At the base camp for heavy sick, ten miles from the nearest town of Kerikan, we lost 160 men in June, July and last month through the callous indifference of our captors. After their surrender we found huge supplies of quinine and other medical needs in a store only a few hundred yards from this camp known to-day by P.O.W.s as "Death

Valley". There were also big dumps of blankets and rolls of cloth suitable for making clothes. The Jap Sergeant in charge named Hiroia was later taken to the cemetery and warned that he would be held responsible for this crime. What made us more bitter, was the fact that the Jap soldiers were offering to sell us quinine unofficially.

Out of 300 men only ten were able to set about to do the cooking and maintain some sort of sanitation. We managed to give every man a Christian internment but it was almost a superhuman task and eventually the medical officers had to raise the pick and shovel for grave digging as late as early last month. Thank God for freedom and the extrication of these P.O.W.s in the nick of time. Our British rescuers have done a great job and are now restoring health to the victims.

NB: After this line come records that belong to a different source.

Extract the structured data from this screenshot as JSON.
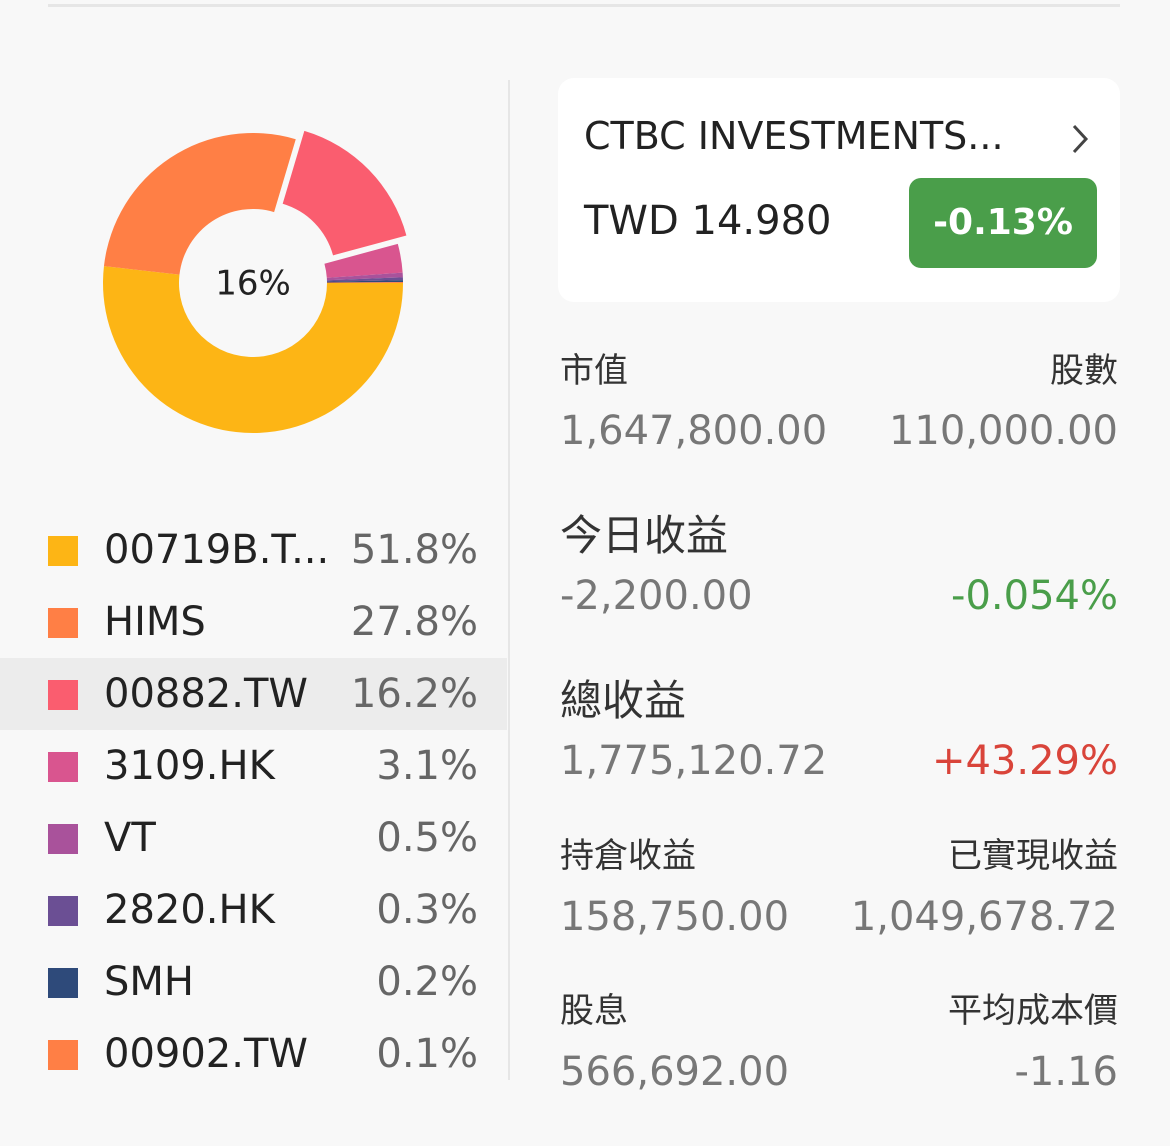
{
  "chart_data": {
    "type": "pie",
    "donut": true,
    "center_label": "16%",
    "categories": [
      "00719B.T...",
      "HIMS",
      "00882.TW",
      "3109.HK",
      "VT",
      "2820.HK",
      "SMH",
      "00902.TW"
    ],
    "values": [
      51.8,
      27.8,
      16.2,
      3.1,
      0.5,
      0.3,
      0.2,
      0.1
    ],
    "value_labels": [
      "51.8%",
      "27.8%",
      "16.2%",
      "3.1%",
      "0.5%",
      "0.3%",
      "0.2%",
      "0.1%"
    ],
    "colors": [
      "#fdb515",
      "#ff7f45",
      "#fa5d6f",
      "#d9558f",
      "#a9529b",
      "#6b4f94",
      "#2e4a7a",
      "#ff7f45"
    ],
    "highlight_index": 2
  },
  "quote": {
    "name": "CTBC INVESTMENTS...",
    "price": "TWD 14.980",
    "change": "-0.13%"
  },
  "stats": [
    {
      "labels": [
        "市值",
        "股數"
      ],
      "values": [
        "1,647,800.00",
        "110,000.00"
      ]
    },
    {
      "labels": [
        "今日收益"
      ],
      "values": [
        "-2,200.00",
        "-0.054%"
      ]
    },
    {
      "labels": [
        "總收益"
      ],
      "values": [
        "1,775,120.72",
        "+43.29%"
      ]
    },
    {
      "labels": [
        "持倉收益",
        "已實現收益"
      ],
      "values": [
        "158,750.00",
        "1,049,678.72"
      ]
    },
    {
      "labels": [
        "股息",
        "平均成本價"
      ],
      "values": [
        "566,692.00",
        "-1.16"
      ]
    }
  ]
}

A tribute must be paid to MZ13293 Major D. B. Dewe of the Indian Medical Service, who was a senior officer along the road. In addition to medical work, he was burdened with administration because our field officers had been separated from us by the Japs early this year. Senior N.C.O.s assisted in a creditable manner and the British spirit of endurance was kept going at all times. Major Dewe worked day and night in the work of alleviation of distress and was almost exhausted at the end but would not have been able to rest until the last man had been brought out of the jungle. To make sure he searched the road in a staff car and found a few stray men a week later. He was forced to board a plane for India last week, but not before he had prepared a full report of atrocities for the British Government.

As recently as July the Japs continued their brutal assault on our men. Staff Sergeant Clive Tilibrook, who distinguished himself in "Death Valley" as a buffer between Jap Officials and sick men was brutally hit across the face for ten minutes in front of PO.W.s for insisting that he had no more fit men to move ammunition for the retreating Jap Army. His spectacles were damaged and he was indisposed for days. This method of attacking the head and face was the most popular form of punishment, and permanent head injuries have been sustained in many cases, as well as facial disfigurement.

It is just like a dream to be transplanted from "Death Valley" in Thailand to such comfort in Rangoon in two or three weeks, and the three out of four men on the Mergui Road who survived can consider themselves very lucky.